Similar to the explosive growth of DJing, B-Boying also grew so large so fast, that out of this sub-culture also spawned an industry. Following the b-boying boom of the mid 80s, the global business world took notice and developed legitimate schools and institutions for b-boying. Some [specialized] institutions had begun teaching all elements of b-boying which includes uprock, downrock, toprock, popping and locking, and electric bogaloo.
Also similar to the DJing element, during the mid-90s the b-boying element had been overshadowed by the extreme popularity of rap music within the US and abroad. The original pioneers of b-boying were aging and not able to perform as they once did, and for a few years, b-boying looked to have been in danger of being phased out. However, at around the dawn of the new millennium, many countries outside of the US began to take a keen interest in the “old school” likeness of some of hip-hop’s elements: namely rap and b-boying. This global interest created a massive resurgence of b-boying abroad which eventually trickled back into the US between the years of 2005 and 2010.

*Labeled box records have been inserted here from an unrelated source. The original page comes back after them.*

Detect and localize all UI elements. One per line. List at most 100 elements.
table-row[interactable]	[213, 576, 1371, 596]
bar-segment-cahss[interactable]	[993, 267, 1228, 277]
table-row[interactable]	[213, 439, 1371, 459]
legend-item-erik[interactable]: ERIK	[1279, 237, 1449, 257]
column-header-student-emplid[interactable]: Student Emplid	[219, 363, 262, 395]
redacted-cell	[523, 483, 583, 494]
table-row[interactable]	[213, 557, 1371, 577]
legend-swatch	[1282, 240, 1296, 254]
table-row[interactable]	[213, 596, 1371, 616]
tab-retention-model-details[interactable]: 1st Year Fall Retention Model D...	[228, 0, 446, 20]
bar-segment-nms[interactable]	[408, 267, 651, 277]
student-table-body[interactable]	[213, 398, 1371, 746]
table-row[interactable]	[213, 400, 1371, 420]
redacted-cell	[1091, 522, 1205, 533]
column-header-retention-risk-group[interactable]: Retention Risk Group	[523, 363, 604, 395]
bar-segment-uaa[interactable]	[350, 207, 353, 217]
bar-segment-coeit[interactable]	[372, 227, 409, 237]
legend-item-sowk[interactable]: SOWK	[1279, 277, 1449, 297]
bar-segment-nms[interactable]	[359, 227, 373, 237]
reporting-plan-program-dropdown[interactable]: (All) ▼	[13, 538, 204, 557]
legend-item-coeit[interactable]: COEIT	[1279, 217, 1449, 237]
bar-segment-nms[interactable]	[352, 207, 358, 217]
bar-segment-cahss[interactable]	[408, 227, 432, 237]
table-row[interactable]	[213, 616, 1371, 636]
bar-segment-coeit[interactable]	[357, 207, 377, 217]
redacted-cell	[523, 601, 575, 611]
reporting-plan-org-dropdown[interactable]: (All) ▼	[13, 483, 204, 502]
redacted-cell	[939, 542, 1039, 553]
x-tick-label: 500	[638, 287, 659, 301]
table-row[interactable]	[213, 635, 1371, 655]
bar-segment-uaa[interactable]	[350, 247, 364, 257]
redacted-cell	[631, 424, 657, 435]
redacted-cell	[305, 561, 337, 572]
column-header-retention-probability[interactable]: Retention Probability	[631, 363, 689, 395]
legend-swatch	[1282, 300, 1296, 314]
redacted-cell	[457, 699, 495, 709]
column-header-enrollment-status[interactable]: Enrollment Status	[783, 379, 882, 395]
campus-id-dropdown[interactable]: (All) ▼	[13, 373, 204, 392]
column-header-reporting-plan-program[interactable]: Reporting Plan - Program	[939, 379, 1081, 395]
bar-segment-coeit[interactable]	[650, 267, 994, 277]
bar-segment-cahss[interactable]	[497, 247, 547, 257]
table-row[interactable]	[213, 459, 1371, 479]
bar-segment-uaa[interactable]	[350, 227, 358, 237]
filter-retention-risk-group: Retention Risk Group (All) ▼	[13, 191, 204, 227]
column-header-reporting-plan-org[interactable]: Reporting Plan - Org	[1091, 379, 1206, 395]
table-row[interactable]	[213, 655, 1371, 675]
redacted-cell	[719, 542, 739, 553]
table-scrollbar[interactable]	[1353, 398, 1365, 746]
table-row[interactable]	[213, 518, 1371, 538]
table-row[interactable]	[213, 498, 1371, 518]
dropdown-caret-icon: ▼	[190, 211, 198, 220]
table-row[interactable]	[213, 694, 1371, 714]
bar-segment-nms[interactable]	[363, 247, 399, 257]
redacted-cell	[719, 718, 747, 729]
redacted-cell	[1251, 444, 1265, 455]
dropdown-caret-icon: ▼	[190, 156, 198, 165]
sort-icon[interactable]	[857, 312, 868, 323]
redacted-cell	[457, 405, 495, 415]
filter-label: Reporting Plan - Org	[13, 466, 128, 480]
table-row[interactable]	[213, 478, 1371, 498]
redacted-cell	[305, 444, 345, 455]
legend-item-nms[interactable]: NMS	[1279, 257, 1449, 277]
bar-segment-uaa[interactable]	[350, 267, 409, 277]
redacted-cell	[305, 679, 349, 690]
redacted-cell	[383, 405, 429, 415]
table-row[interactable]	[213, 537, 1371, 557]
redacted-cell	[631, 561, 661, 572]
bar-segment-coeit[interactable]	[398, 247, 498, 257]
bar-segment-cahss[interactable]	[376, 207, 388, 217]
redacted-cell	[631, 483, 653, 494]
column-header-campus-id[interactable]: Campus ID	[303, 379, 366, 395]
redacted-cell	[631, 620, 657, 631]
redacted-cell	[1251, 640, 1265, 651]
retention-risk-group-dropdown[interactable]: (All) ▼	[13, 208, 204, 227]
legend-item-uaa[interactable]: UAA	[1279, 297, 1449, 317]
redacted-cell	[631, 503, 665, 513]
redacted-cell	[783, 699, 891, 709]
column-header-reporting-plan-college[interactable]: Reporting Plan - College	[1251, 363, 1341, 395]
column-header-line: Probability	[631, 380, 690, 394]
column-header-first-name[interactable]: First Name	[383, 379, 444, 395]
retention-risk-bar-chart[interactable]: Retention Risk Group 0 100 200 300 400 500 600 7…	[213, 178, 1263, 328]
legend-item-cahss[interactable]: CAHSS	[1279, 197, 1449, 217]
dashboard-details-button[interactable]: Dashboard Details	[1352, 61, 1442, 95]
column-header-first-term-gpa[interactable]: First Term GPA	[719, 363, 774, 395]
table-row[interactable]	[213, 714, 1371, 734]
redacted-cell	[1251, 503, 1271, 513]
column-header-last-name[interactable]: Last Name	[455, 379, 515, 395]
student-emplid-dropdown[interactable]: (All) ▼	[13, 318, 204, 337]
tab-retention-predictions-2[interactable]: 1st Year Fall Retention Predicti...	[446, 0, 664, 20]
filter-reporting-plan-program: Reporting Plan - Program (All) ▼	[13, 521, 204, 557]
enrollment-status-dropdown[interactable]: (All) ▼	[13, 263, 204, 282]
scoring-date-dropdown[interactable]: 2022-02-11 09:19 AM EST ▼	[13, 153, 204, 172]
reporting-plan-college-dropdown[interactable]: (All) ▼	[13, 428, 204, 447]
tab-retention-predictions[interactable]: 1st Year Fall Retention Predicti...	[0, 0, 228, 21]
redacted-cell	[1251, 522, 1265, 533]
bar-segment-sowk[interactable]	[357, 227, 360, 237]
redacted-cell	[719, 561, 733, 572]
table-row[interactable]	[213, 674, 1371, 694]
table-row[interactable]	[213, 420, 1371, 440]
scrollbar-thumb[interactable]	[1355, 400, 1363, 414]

Today, b-boying is as hot and prosperous as it ever was. Not only has the number of b-boys risen, but there has also been an enormous increase in the number of b-girls that have embraced the Culture. There are now thousands of breakdance institutions as well as general dance institutions that offer “hip-hop dance” as an elective course of study. In addition, there are dozens of global breakdance competitive tournaments that attract participants in over 50 countries around the world. As a stark result of the millions of youth around the world having studied and championed this unique dance form throughout the years, it is now nearly impossible to identify any part of the world where b-boying does not have some degree of presence and influence within the inner-city dance scene.
B-boying is an intricate hip-hop dance style which demands an extreme level of skill to master. But as long as there are DJs spinning music and that music has beats in it, the b-boy and b-girl will forever endure.